Il est démesuré au Québec de répondre à l’anglais omniprésent par l’apprentissage intensif et obligatoire de cette langue au primaire, que le gouvernement Charest implantera cet automne. Évidemment, les immigrants n’en seront que plus perplexes devant la schizophrénie de nos discours officiels et des mesures qui les contredisent ! Les enfants, eux, verront confirmer le message qu’Internet — par la musique, les vidéos, les jeux — leur véhicule déjà : il y a l’anglais pour l’espace public, et il y a les autres langues pour la sphère intime.
Car dans la réalité, il n’y a pas que le français qui soit menacé comme langue publique dans le monde. Ainsi, dans l’Europe aux 23 langues officielles, on se réunit officiellement, débat politiquement et fait affaires en anglais. On appelle cela une diversité culturelle qui se perd.

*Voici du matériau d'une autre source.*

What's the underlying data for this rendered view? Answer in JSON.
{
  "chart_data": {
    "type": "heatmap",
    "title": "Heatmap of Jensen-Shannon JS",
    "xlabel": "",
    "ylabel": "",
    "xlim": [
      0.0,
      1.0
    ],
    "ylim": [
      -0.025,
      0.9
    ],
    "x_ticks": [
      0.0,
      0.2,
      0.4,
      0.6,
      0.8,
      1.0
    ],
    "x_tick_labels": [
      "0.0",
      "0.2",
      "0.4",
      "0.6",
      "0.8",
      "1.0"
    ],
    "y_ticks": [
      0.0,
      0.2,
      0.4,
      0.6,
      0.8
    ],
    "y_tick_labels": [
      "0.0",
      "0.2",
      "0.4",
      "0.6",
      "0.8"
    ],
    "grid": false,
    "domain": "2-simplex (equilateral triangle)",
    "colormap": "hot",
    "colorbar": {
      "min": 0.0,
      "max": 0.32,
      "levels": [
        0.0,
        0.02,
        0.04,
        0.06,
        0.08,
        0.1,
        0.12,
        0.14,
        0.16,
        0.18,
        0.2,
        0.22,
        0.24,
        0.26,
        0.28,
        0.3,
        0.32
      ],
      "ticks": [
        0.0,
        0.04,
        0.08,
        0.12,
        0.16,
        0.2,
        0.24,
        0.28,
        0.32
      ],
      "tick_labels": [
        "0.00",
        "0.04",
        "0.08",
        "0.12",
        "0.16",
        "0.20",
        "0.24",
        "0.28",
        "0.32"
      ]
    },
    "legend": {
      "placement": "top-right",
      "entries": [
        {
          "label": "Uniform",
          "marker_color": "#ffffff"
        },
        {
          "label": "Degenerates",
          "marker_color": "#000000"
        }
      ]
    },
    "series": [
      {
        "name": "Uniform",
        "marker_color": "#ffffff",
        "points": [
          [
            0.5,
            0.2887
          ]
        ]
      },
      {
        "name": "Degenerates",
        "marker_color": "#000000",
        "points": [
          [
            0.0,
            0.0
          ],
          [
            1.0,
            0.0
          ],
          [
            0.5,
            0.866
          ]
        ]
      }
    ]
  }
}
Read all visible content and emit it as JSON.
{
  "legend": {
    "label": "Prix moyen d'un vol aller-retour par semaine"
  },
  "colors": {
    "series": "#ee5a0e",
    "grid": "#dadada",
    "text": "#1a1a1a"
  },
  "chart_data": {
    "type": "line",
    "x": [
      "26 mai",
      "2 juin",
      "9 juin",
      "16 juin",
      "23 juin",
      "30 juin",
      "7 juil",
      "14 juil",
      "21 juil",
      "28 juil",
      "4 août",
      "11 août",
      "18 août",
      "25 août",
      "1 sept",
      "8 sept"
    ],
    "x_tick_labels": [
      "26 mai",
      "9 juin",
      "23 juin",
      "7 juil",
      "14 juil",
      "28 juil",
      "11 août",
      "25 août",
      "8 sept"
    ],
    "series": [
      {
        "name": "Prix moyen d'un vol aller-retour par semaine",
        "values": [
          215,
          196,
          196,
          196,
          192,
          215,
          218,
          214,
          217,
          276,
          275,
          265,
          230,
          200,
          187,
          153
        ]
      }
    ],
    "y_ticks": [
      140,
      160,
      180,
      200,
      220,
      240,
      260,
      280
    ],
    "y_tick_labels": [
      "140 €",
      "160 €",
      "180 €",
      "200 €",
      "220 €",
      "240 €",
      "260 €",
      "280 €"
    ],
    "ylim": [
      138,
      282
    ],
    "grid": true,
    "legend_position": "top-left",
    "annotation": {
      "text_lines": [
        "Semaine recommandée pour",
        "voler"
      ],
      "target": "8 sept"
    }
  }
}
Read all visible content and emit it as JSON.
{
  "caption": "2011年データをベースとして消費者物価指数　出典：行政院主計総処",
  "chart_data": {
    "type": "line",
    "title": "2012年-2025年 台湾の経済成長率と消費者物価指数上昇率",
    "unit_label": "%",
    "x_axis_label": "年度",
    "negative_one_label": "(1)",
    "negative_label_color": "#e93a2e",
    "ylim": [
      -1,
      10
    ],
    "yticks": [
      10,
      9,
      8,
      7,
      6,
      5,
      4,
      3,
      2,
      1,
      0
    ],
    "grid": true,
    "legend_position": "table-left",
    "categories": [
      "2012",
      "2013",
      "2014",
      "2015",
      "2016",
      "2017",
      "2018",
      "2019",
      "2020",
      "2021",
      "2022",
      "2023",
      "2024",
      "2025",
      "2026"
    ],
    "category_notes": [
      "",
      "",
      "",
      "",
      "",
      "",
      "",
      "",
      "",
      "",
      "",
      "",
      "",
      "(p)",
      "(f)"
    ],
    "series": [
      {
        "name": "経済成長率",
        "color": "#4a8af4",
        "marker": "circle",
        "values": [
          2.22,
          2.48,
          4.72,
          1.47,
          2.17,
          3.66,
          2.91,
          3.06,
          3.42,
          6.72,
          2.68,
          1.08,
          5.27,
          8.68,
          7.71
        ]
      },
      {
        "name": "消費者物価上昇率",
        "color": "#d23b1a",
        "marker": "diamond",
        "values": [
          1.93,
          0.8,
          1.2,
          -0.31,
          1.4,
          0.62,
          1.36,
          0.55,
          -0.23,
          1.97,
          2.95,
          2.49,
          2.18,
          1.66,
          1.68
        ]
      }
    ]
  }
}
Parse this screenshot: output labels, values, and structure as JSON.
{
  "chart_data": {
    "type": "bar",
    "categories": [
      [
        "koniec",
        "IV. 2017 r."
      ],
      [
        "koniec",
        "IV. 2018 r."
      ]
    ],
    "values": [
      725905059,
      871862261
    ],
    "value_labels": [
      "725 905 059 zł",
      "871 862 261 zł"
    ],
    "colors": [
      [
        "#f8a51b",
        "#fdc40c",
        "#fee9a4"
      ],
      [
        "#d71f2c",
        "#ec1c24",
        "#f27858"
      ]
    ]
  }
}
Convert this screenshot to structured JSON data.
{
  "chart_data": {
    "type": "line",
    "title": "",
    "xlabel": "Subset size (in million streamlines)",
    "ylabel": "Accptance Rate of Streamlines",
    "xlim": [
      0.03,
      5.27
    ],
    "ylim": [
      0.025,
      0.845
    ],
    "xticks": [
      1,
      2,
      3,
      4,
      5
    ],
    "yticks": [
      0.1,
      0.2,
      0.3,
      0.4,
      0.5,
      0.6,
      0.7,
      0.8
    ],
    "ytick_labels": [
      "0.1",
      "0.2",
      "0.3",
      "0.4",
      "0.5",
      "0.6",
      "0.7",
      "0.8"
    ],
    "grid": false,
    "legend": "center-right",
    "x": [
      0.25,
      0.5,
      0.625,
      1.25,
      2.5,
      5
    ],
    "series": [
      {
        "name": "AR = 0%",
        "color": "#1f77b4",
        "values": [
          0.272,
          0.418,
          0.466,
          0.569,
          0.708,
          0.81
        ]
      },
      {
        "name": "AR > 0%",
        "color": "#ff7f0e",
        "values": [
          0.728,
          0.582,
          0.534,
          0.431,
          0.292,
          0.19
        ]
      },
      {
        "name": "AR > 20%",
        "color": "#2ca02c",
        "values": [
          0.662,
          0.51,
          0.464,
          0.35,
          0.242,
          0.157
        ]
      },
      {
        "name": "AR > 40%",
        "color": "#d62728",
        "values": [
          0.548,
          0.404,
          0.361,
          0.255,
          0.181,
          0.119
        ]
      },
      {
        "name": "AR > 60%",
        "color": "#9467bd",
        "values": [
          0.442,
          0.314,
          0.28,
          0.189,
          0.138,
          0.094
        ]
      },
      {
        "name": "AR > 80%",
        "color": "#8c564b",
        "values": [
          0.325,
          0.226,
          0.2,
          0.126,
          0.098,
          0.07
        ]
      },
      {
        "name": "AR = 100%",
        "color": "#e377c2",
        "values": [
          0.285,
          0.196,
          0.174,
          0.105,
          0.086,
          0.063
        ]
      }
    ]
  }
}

En tant que fondateur et signataire de la convention sur la diversité culturelle de l’UNESCO, Québec devrait se préoccuper au premier chef d’un tel état des lieux. Et répondre par la solidarité : l’obligation, au secondaire, d’apprendre les rudiments d’une troisième langue. C’est d’ailleurs ce multilinguisme que réclamait cette semaine dans nos pages le groupe de travail créé par Abdou Diouf, secrétaire général de la Francophonie. Mais au Québec, l’école secondaire n’offre même pas partout l’espagnol, langue d’Amérique de surcroît voisine de la nôtre.
Et il faut insister sur la qualité même de notre français. Le conflit étudiant nous a fait connaître des leaders éloquents, à la langue nette. C’est heureux. Mais cela ne doit pas occulter les approximations dont le vocabulaire de tous les jours, des jeunes comme des vieux, est émaillé et les erreurs qui se multiplient à l’écrit. Six mois de français intensif, appuyés de romans, de films, de chansons, seraient bien de mise dans nos écoles !…. On est loin d’une telle prise de conscience, mais il faut se réveiller.